Surrogate-Guided Quantum Discovery in Black-Box Landscapes with Latent-Quadratic Interaction Embedding Transformers

TL;DR

This paper introduces a quantum-inspired surrogate modeling approach that captures higher-order interactions for black-box optimization, enabling more diverse and high-utility configuration discovery in complex landscapes.

Contribution

It extends quadratic surrogate models with self-attention to encode higher-order dependencies, facilitating quantum-assisted discovery beyond pairwise interactions.

Findings

Achieves higher structural diversity and tail-risk outlier discovery.

Recovers twice as many tail-risk outliers compared to classical methods.

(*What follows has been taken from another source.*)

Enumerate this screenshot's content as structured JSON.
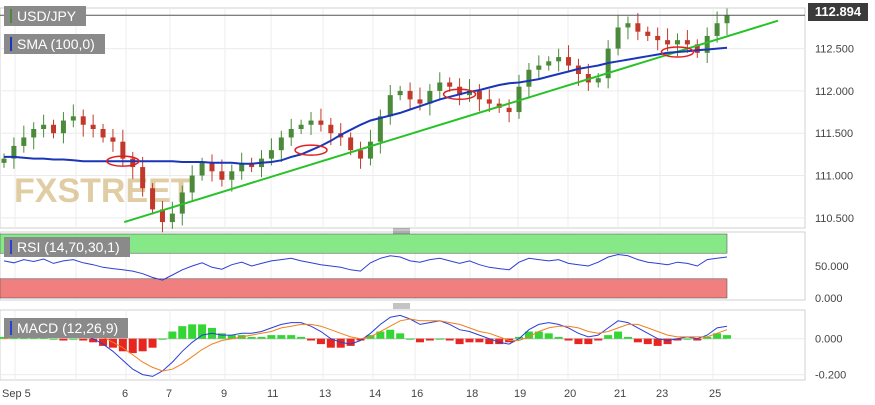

Identifies exclusive high-utility configurations not found by other approaches.

Abstract

Discovering configurations that are both high-utility and structurally diverse under expensive black-box evaluation and strict query budgets remains a central challenge in data-driven discovery. Many classical optimizers concentrate on dominant modes, while quality-diversity methods require large evaluation budgets to populate high-dimensional archives. Quantum Approximate Optimization Algorithm (QAOA) provides distributional sampling but requires an explicit problem Hamiltonian, which is unavailable in black-box settings. Practical quantum circuits favor quadratic Hamiltonians since higher-order interaction terms are costly to realize. Learned quadratic surrogates such as Factorization Machines (FM) have been used as proxies, but are limited to pairwise structure. We extend this surrogate-to-Hamiltonian approach by modelling higher-order variable dependencies via self-attention and projects them into a valid Positive Semi-Definite quadratic form compatible with QAOA. This enables diversity-oriented quantum sampling from learned energy landscapes while capturing interaction structure beyond pairwise terms. We evaluate on risk discovery for enterprise document processing systems against diverse classical optimizers. Quantum-guided samplers achieve competitive utility while consistently improving structural diversity and exclusive discovery. FM surrogates provide stronger early coverage, whereas ours yields higher-fidelity surrogate landscapes and better extreme-case discovery. Our method recovers roughly twice as many structurally tail-risk outliers as most classical baselines and identify an exclusive non-overlapping fraction of high-utility configurations not found by competing methods, highlighting that an effective mechanism for learning higher-order interaction structure and projecting it into quadratic surrogate Hamiltonians for quantum-assisted black-box discovery.